Now I want you to please note that the angel of the Lord has sought out the stranger. This is making me think of Ephesians chapter two that says you are no longer foreigners and strangers but you are citizens with the saints of God, members of the household of God, that he seeks out strangers.

I thought to myself, see, some of you think you are not God's type. You might look at people, maybe you've got a co-worker who is a Christian, she's got a lot of joy. She doesn't seem to be near as irritable as everybody else. She doesn't talk about as many people. Listen. If she does do all that, that is something else to talk about. That may be something to ask her about. But maybe in all likelihood that man that you know is a godly man, he seems different than everybody else. You wish that you were more like him -- but you're not God's type. So many of us are just convinced, I'm not Christ's type. I'm not the type he would pick out.

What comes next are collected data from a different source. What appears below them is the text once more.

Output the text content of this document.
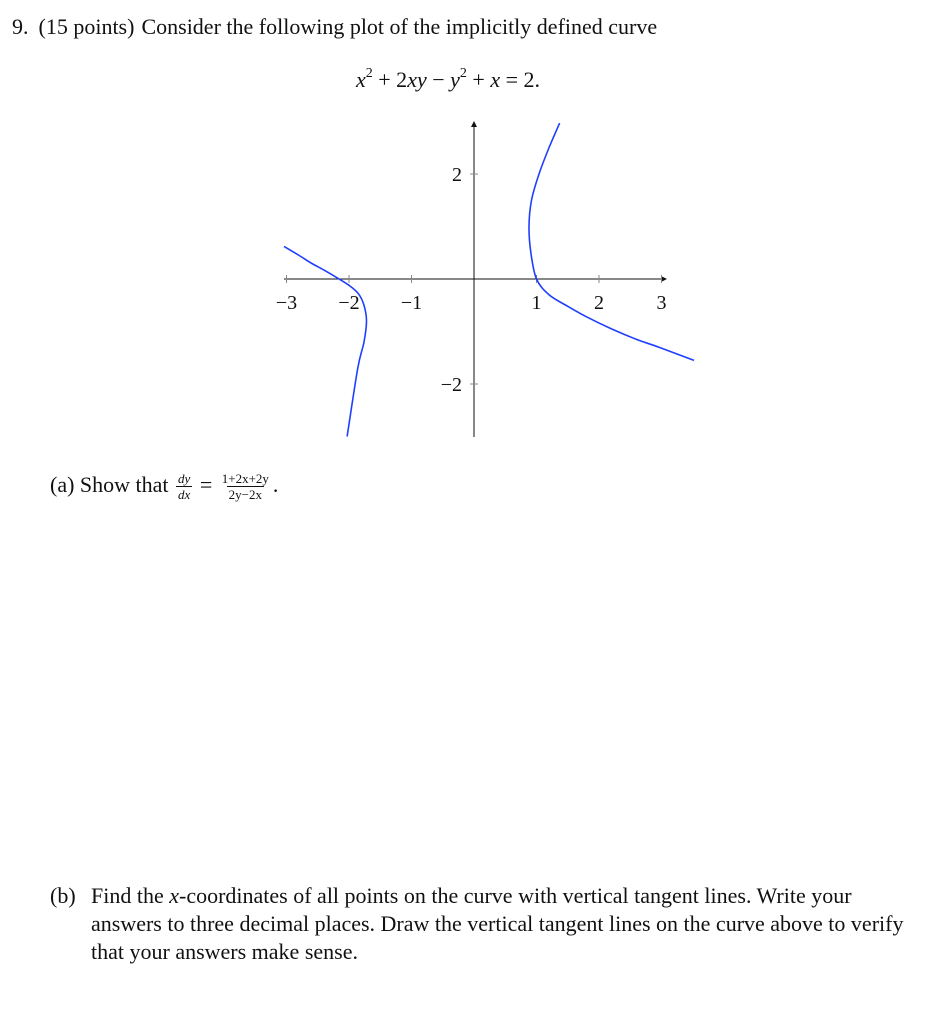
9. (15 points) Consider the following plot of the implicitly defined curve
$x^2 + 2xy - y^2 + x = 2$.
−3 −2 −1	1	2	3
2
−2
(a) Show that $\frac{dy}{dx} = \frac{1+2x+2y}{2y-2x}$ .
(b) Find the x-coordinates of all points on the curve with vertical tangent lines. Write your answers to three decimal places. Draw the vertical tangent lines on the curve above to verify that your answers make sense.
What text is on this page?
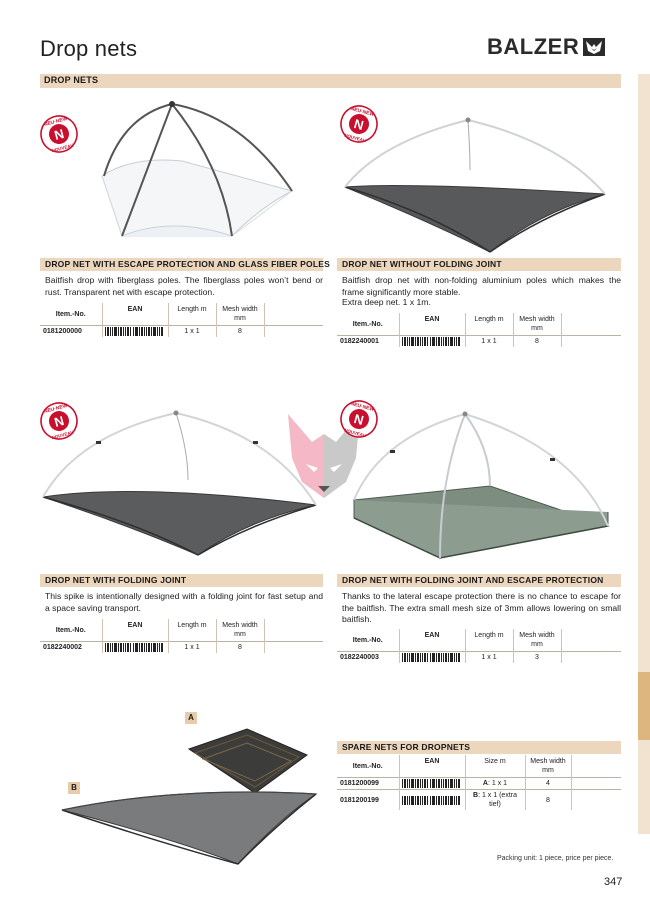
Drop nets	BALZER
DROP NETS
DROP NET WITH ESCAPE PROTECTION AND GLASS FIBER POLES

Baitfish drop with fiberglass poles. The fiberglass poles won’t bend or rust. Transparent net with escape protection.

Item.-No.	EAN	Length m	Mesh width mm	
0181200000		1 x 1	8	
DROP NET WITHOUT FOLDING JOINT

Baitfish drop net with non-folding aluminium poles which makes the frame significantly more stable.

Extra deep net. 1 x 1m.

Item.-No.	EAN	Length m	Mesh width mm	
0182240001		1 x 1	8	
DROP NET WITH FOLDING JOINT

This spike is intentionally designed with a folding joint for fast setup and a space saving transport.

Item.-No.	EAN	Length m	Mesh width mm	
0182240002		1 x 1	8	
DROP NET WITH FOLDING JOINT AND ESCAPE PROTECTION

Thanks to the lateral escape protection there is no chance to escape for the baitfish. The extra small mesh size of 3mm allows lowering on small baitfish.

Item.-No.	EAN	Length m	Mesh width mm	
0182240003		1 x 1	3	
A
B
SPARE NETS FOR DROPNETS
Item.-No.	EAN	Size m	Mesh width mm	
0181200099		A: 1 x 1	4	
0181200199		B: 1 x 1 (extra tief)	8	
Packing unit: 1 piece, price per piece.
347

Listen, there is no such thing as not being Jesus' type. Listen. You don't have to just take my word for it. You go study the gospels, Matthew, Mark, Luke, and John, and I just want you to look at all the kinds of people he seeks out and finds so that they can find him. And not just the downtrodden and those that are under a whole heap of sin, we see where he is ministering to Pharisees. There were Pharisees, there was so many ways that Pharisees got a bad rap and they earned it in a number of the gospel portions but there were those who were of the faith that believed. Across the board, you cannot be a person beyond the type that Jesus Christ is looking for.

Now I tell you something interesting happened last week in our sermon on Sunday. Our pastor, who is my son-in-law, he preached a message that was very, very people-oriented, people-topeople and how we show the love of Christ in our everyday walk. He challenged us to do something. He said, "In your going out and in this week, in whatever you're doing and where you're checking out groceries, and where you're getting your coffee, wherever you're interacting, make eye contact with people this week. I mean actually notice them -- notice them when you go into a really crowded place."

And I think so often about this in the airport because in the very crowded restrooms there will very often be a woman in the ladies room who is cleaning up. I always think to myself, I want to stop. I'm going to try to get her to make eye contact with me so I can say, "How are you doing today?
You're not invisible to us. You're not invisible to me." And just make eye contact. So people know, we know they're alive. We recognize them.